Christmas Not Just Once a Year – Heinrich Böll

Page:   1   2   3   4   5   6   7   8   9   10   11   12

VI

In the meantime, the evening ceremonies at my uncle’s home have acquired an almost professional inflexibility: the family assembles at or around the tree. My aunt comes in, the candles are lit, the dwarfs begin to hammer, and the angel whispers “Peace, peace”; then a few carols are sung, cookies are nibbled, there is some casual conversation, and everyone retires with a yawn and a “Merry Christmas, everyone!”—at which point the young people turn to seasonal diversions while my kindly uncle and Aunt Milla go to bed. Candle smoke remains behind in the room, together with the mild aroma of heated fir branches and the spicy odor of Christmas cookies. The dwarfs, slightly phosphorescent, stand stiffly in the darkness, their arms raised menacingly, and the angel glows in its silvery robe, which is apparently also phosphorescent.
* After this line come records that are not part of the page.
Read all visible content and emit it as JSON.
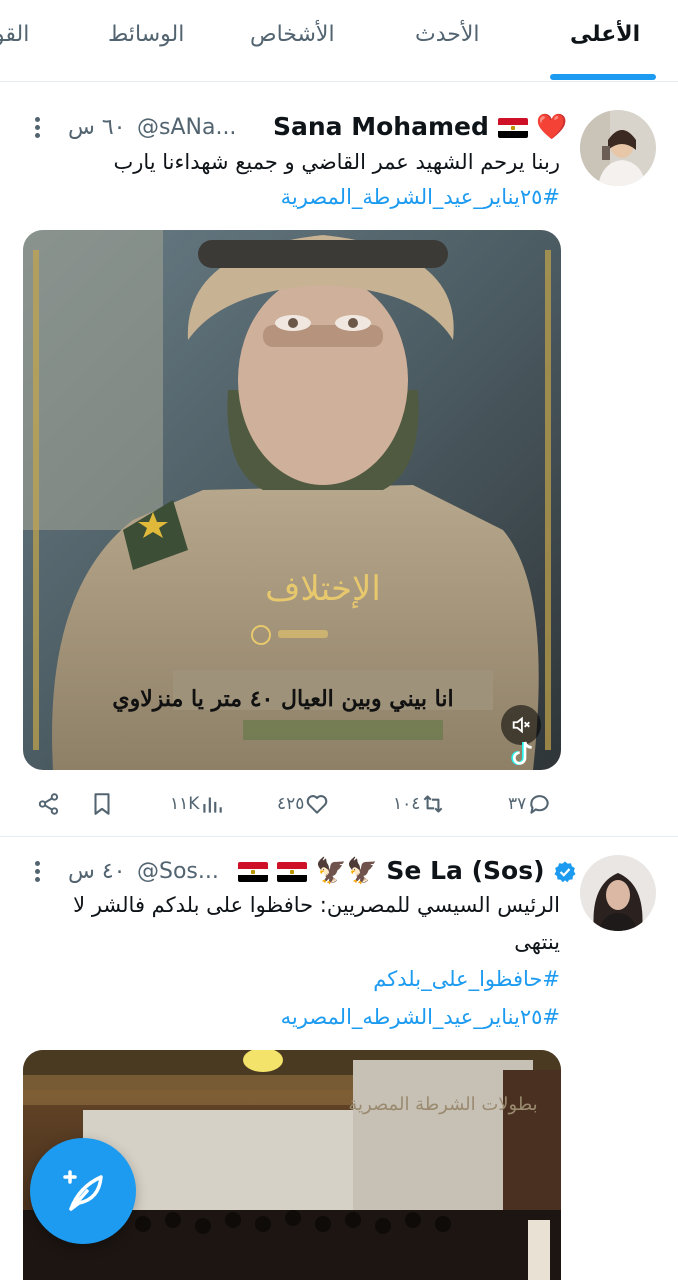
{
  "tabs": [
    {
      "label": "الأعلى",
      "active": true
    },
    {
      "label": "الأحدث"
    },
    {
      "label": "الأشخاص"
    },
    {
      "label": "الوسائط"
    },
    {
      "label": "القو"
    }
  ],
  "tweets": [
    {
      "display_name": "Sana Mohamed",
      "name_emoji": "❤️",
      "handle": "@sANa...",
      "time": "٦٠ س",
      "text": "ربنا يرحم الشهيد عمر القاضي و جميع شهداءنا يارب",
      "hashtags": [
        "#٢٥يناير_عيد_الشرطة_المصرية"
      ],
      "media": {
        "overlay_text_1": "الإختلاف",
        "overlay_text_2": "انا بيني وبين العيال ٤٠ متر يا منزلاوي",
        "muted": true,
        "icons": [
          "mute-icon",
          "tiktok-icon"
        ]
      },
      "actions": {
        "replies": "٣٧",
        "retweets": "١٠٤",
        "likes": "٤٢٥",
        "views": "١١K"
      }
    },
    {
      "display_name": "Se La (Sos)",
      "name_emoji": "🦅🦅",
      "verified": true,
      "handle": "@Sos...",
      "time": "٤٠ س",
      "text_line_1": "الرئيس السيسي للمصريين: حافظوا على بلدكم فالشر لا",
      "text_line_2": "ينتهى",
      "hashtags": [
        "#حافظوا_على_بلدكم",
        "#٢٥يناير_عيد_الشرطه_المصريه"
      ],
      "media": {
        "wall_text": "بطولات الشرطة المصرية"
      }
    }
  ],
  "colors": {
    "accent": "#1d9bf0",
    "text": "#0f1419",
    "secondary": "#536471",
    "divider": "#e6ecf0"
  }
}
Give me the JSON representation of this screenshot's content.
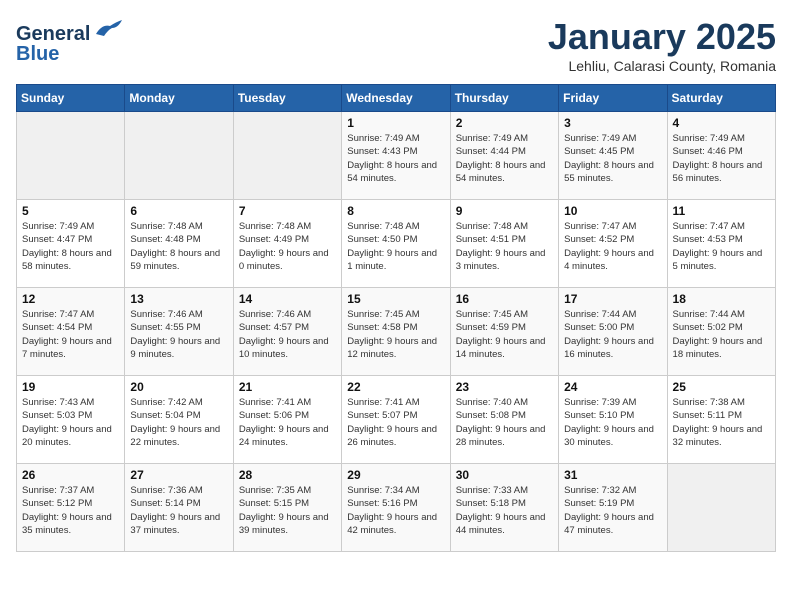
{
  "header": {
    "logo_general": "General",
    "logo_blue": "Blue",
    "month_title": "January 2025",
    "subtitle": "Lehliu, Calarasi County, Romania"
  },
  "weekdays": [
    "Sunday",
    "Monday",
    "Tuesday",
    "Wednesday",
    "Thursday",
    "Friday",
    "Saturday"
  ],
  "weeks": [
    [
      {
        "day": "",
        "empty": true
      },
      {
        "day": "",
        "empty": true
      },
      {
        "day": "",
        "empty": true
      },
      {
        "day": "1",
        "sunrise": "Sunrise: 7:49 AM",
        "sunset": "Sunset: 4:43 PM",
        "daylight": "Daylight: 8 hours and 54 minutes."
      },
      {
        "day": "2",
        "sunrise": "Sunrise: 7:49 AM",
        "sunset": "Sunset: 4:44 PM",
        "daylight": "Daylight: 8 hours and 54 minutes."
      },
      {
        "day": "3",
        "sunrise": "Sunrise: 7:49 AM",
        "sunset": "Sunset: 4:45 PM",
        "daylight": "Daylight: 8 hours and 55 minutes."
      },
      {
        "day": "4",
        "sunrise": "Sunrise: 7:49 AM",
        "sunset": "Sunset: 4:46 PM",
        "daylight": "Daylight: 8 hours and 56 minutes."
      }
    ],
    [
      {
        "day": "5",
        "sunrise": "Sunrise: 7:49 AM",
        "sunset": "Sunset: 4:47 PM",
        "daylight": "Daylight: 8 hours and 58 minutes."
      },
      {
        "day": "6",
        "sunrise": "Sunrise: 7:48 AM",
        "sunset": "Sunset: 4:48 PM",
        "daylight": "Daylight: 8 hours and 59 minutes."
      },
      {
        "day": "7",
        "sunrise": "Sunrise: 7:48 AM",
        "sunset": "Sunset: 4:49 PM",
        "daylight": "Daylight: 9 hours and 0 minutes."
      },
      {
        "day": "8",
        "sunrise": "Sunrise: 7:48 AM",
        "sunset": "Sunset: 4:50 PM",
        "daylight": "Daylight: 9 hours and 1 minute."
      },
      {
        "day": "9",
        "sunrise": "Sunrise: 7:48 AM",
        "sunset": "Sunset: 4:51 PM",
        "daylight": "Daylight: 9 hours and 3 minutes."
      },
      {
        "day": "10",
        "sunrise": "Sunrise: 7:47 AM",
        "sunset": "Sunset: 4:52 PM",
        "daylight": "Daylight: 9 hours and 4 minutes."
      },
      {
        "day": "11",
        "sunrise": "Sunrise: 7:47 AM",
        "sunset": "Sunset: 4:53 PM",
        "daylight": "Daylight: 9 hours and 5 minutes."
      }
    ],
    [
      {
        "day": "12",
        "sunrise": "Sunrise: 7:47 AM",
        "sunset": "Sunset: 4:54 PM",
        "daylight": "Daylight: 9 hours and 7 minutes."
      },
      {
        "day": "13",
        "sunrise": "Sunrise: 7:46 AM",
        "sunset": "Sunset: 4:55 PM",
        "daylight": "Daylight: 9 hours and 9 minutes."
      },
      {
        "day": "14",
        "sunrise": "Sunrise: 7:46 AM",
        "sunset": "Sunset: 4:57 PM",
        "daylight": "Daylight: 9 hours and 10 minutes."
      },
      {
        "day": "15",
        "sunrise": "Sunrise: 7:45 AM",
        "sunset": "Sunset: 4:58 PM",
        "daylight": "Daylight: 9 hours and 12 minutes."
      },
      {
        "day": "16",
        "sunrise": "Sunrise: 7:45 AM",
        "sunset": "Sunset: 4:59 PM",
        "daylight": "Daylight: 9 hours and 14 minutes."
      },
      {
        "day": "17",
        "sunrise": "Sunrise: 7:44 AM",
        "sunset": "Sunset: 5:00 PM",
        "daylight": "Daylight: 9 hours and 16 minutes."
      },
      {
        "day": "18",
        "sunrise": "Sunrise: 7:44 AM",
        "sunset": "Sunset: 5:02 PM",
        "daylight": "Daylight: 9 hours and 18 minutes."
      }
    ],
    [
      {
        "day": "19",
        "sunrise": "Sunrise: 7:43 AM",
        "sunset": "Sunset: 5:03 PM",
        "daylight": "Daylight: 9 hours and 20 minutes."
      },
      {
        "day": "20",
        "sunrise": "Sunrise: 7:42 AM",
        "sunset": "Sunset: 5:04 PM",
        "daylight": "Daylight: 9 hours and 22 minutes."
      },
      {
        "day": "21",
        "sunrise": "Sunrise: 7:41 AM",
        "sunset": "Sunset: 5:06 PM",
        "daylight": "Daylight: 9 hours and 24 minutes."
      },
      {
        "day": "22",
        "sunrise": "Sunrise: 7:41 AM",
        "sunset": "Sunset: 5:07 PM",
        "daylight": "Daylight: 9 hours and 26 minutes."
      },
      {
        "day": "23",
        "sunrise": "Sunrise: 7:40 AM",
        "sunset": "Sunset: 5:08 PM",
        "daylight": "Daylight: 9 hours and 28 minutes."
      },
      {
        "day": "24",
        "sunrise": "Sunrise: 7:39 AM",
        "sunset": "Sunset: 5:10 PM",
        "daylight": "Daylight: 9 hours and 30 minutes."
      },
      {
        "day": "25",
        "sunrise": "Sunrise: 7:38 AM",
        "sunset": "Sunset: 5:11 PM",
        "daylight": "Daylight: 9 hours and 32 minutes."
      }
    ],
    [
      {
        "day": "26",
        "sunrise": "Sunrise: 7:37 AM",
        "sunset": "Sunset: 5:12 PM",
        "daylight": "Daylight: 9 hours and 35 minutes."
      },
      {
        "day": "27",
        "sunrise": "Sunrise: 7:36 AM",
        "sunset": "Sunset: 5:14 PM",
        "daylight": "Daylight: 9 hours and 37 minutes."
      },
      {
        "day": "28",
        "sunrise": "Sunrise: 7:35 AM",
        "sunset": "Sunset: 5:15 PM",
        "daylight": "Daylight: 9 hours and 39 minutes."
      },
      {
        "day": "29",
        "sunrise": "Sunrise: 7:34 AM",
        "sunset": "Sunset: 5:16 PM",
        "daylight": "Daylight: 9 hours and 42 minutes."
      },
      {
        "day": "30",
        "sunrise": "Sunrise: 7:33 AM",
        "sunset": "Sunset: 5:18 PM",
        "daylight": "Daylight: 9 hours and 44 minutes."
      },
      {
        "day": "31",
        "sunrise": "Sunrise: 7:32 AM",
        "sunset": "Sunset: 5:19 PM",
        "daylight": "Daylight: 9 hours and 47 minutes."
      },
      {
        "day": "",
        "empty": true
      }
    ]
  ]
}
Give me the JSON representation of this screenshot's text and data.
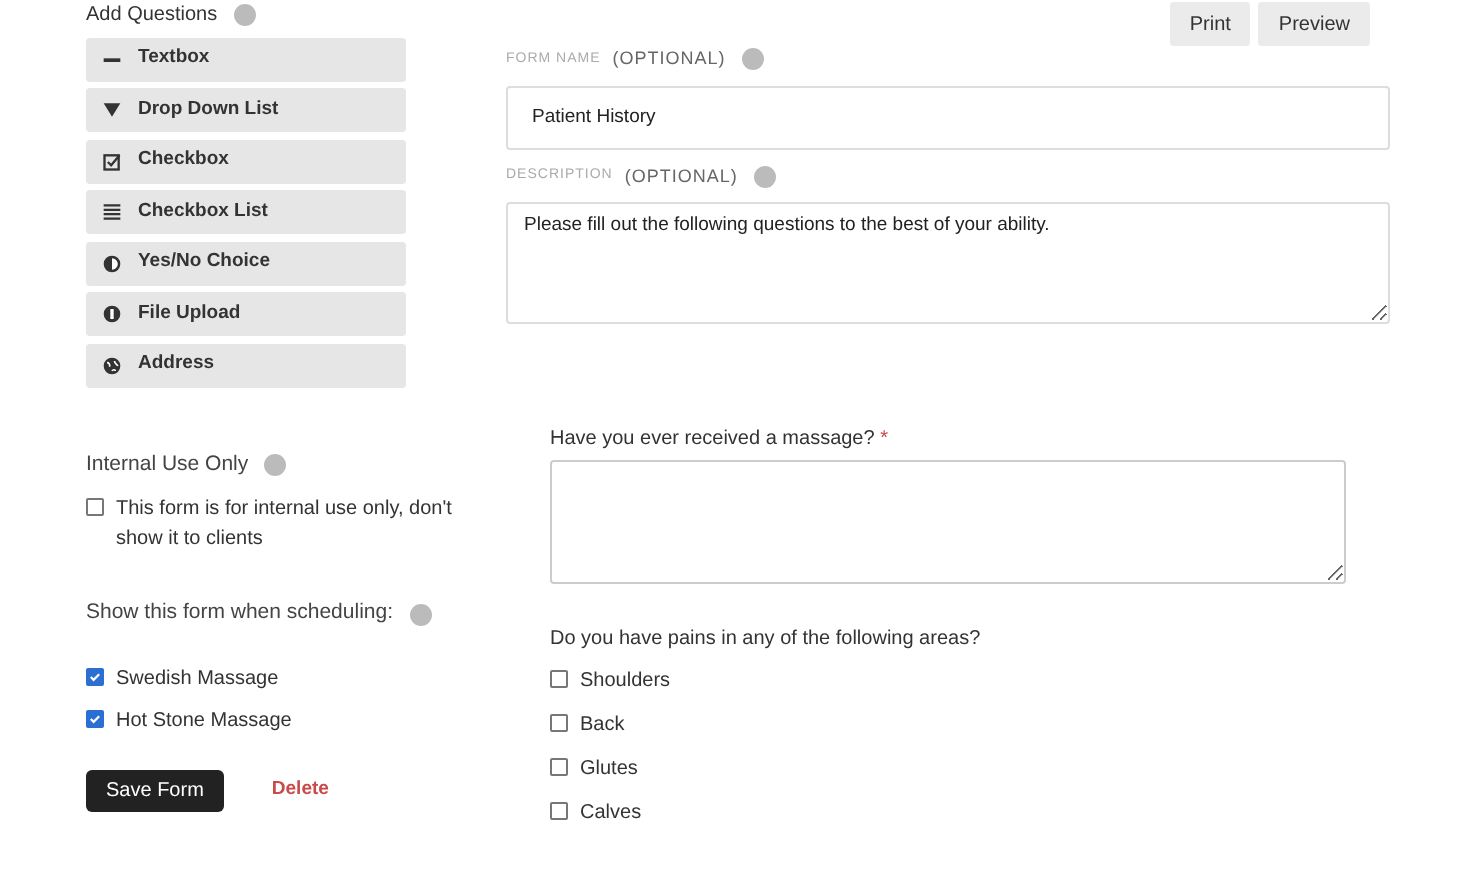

It may be superfluous to remark that the whole family’s pleasure in the real Christmas festivities has been greatly diminished. We can, if we so wish, admire a traditional Christmas tree at any time in our uncle’s home—and it often happens, when we are sitting on the veranda on a summer evening, after the labors of the day, imbibing Uncle’s mild orange punch, that the tinkling of glass bells comes from within, and in the dusk the dwarfs are to be seen hammering away like nimble little devils, while the angel whispers “Peace,” and again, “Peace.” And we are still taken aback when, in the middle of summer, my uncle suddenly calls out to his children: “Light the tree, please, Mother will be here any minute.” At that point, usually right on time, the prelate arrives, a mild old gentleman whom we have all taken to our hearts because he plays his part so beautifully, assuming he even knows he is playing a part and which part. But never mind: he plays it, white-haired, smiling, and the patch of purple below his collar lends the last touch of refinement to his personality. And it is an unusual experience to hear, on warm summer nights, the anxious cry “The candle snuffer—quick, where’s the candle snuffer?” It has happened more than once that, during a violent thunderstorm, the dwarfs suddenly felt impelled, without the effect of heat, to raise their arms and swing them wildly, thus providing a kind of unscheduled concert, a fact that the family tried to explain, without much imagination, by the dry word “electricity.”

One not wholly inconsiderable aspect of this arrangement is the financial one. Even though, generally speaking, our family is not strapped for cash, such extraordinary expenditures upset all calculations. For, despite every precaution, the wear and tear on dwarfs, anvils, and hammers is, of course, enormous; and the sensitive mechanism enabling the angel to speak requires constant care and maintenance and must from time to time be replaced. Incidentally, I have meanwhile discovered the secret: the angel is connected by a cable to a microphone in the next room, and in front of the mike there is a constantly rotating phonograph record that whispers at intervals “Peace,” and again, “Peace.” All these items are especially costly in that they are designed for use on only a few days in the year but now have to stand up to hard wear all year round. I was amazed when my uncle told me one day that the dwarfs had actually to be renewed every three months and that a complete set cost no less than a hundred and twenty-eight marks. He had asked an engineer friend of his to reinforce them with a latex coating but without impairing the beauty of their sound. This attempt failed. The consumption of candles, spekulatius, and marzipan, the tree contract, medical bills, and the token of appreciation due every month to the prelate: all that, said my uncle, amounts to a daily average of eleven marks, not to mention the wear and tear on his nerves and other impairments to his health that were then beginning to make themselves felt. But that was in the fall, and these deleterious effects were ascribed to a certain autumnal sensitivity, a matter of quite common observation.